Depuis plusieurs années, la région sud-amazonienne de Guyane est confrontée à l’invasion massive d’orpailleurs clandestins qui détruisent l’environnement polluent les rivières, pillent les ressources naturelles des Amérindiens. Cette présence illégale a des conséquences dramatiques sur les Amérindiens – conflits, prostitution, alcoolisme, drogues, suicide, dont le taux parmi les jeunes Amérindiens est aujourd’hui 10 à 20 fois plus élevé qu’en métropole.

Brigitte Wyngaarde, porte parole du Collectif de soutien aux Amérindiens du Haut Maroni, qui dénonce depuis près d’une décennie le désarroi de la jeunesse amérindienne, avait déclaré à propos du suicide de Kumale Pleike : ‘Cette mort a ses raisons particulières.

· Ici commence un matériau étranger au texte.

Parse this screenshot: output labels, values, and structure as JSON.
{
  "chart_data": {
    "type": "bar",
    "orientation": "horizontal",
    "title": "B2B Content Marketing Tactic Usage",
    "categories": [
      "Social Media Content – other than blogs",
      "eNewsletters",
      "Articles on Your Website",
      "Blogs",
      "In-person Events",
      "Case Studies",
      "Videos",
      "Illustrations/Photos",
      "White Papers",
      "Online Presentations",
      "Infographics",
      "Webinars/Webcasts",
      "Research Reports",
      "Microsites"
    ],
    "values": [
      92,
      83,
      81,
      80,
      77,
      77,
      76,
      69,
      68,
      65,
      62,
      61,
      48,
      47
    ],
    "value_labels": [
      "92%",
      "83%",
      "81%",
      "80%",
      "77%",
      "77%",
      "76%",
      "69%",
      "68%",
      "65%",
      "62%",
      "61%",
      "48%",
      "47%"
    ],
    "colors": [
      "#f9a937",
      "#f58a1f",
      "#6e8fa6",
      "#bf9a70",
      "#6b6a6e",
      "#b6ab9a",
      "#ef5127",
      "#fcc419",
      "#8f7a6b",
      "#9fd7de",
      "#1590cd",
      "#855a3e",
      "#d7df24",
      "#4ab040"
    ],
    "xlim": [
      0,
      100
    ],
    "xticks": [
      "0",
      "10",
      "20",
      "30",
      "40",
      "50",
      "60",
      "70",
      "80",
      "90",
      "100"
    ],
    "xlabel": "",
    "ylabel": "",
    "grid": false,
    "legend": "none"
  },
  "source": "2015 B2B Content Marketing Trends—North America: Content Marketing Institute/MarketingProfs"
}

Il me semble cependant qu’elle illustre bien le caractère dérisoire d’un projet (le Parc amazonien) qui prétendait associer les communautés à l’administration du territoire, mais qui n’a jamais voulu prendre la mesure de la tragédie qui se déroule, depuis plus de vingt ans, dans le grand sud de notre département’.

A la demande des Amérindiens de Guyane, Survival appelle à l’interdiction immédiate de toute forme d’exploitation de l’or sur les terres amérindiennes et à l’expulsion des orpailleurs illégaux.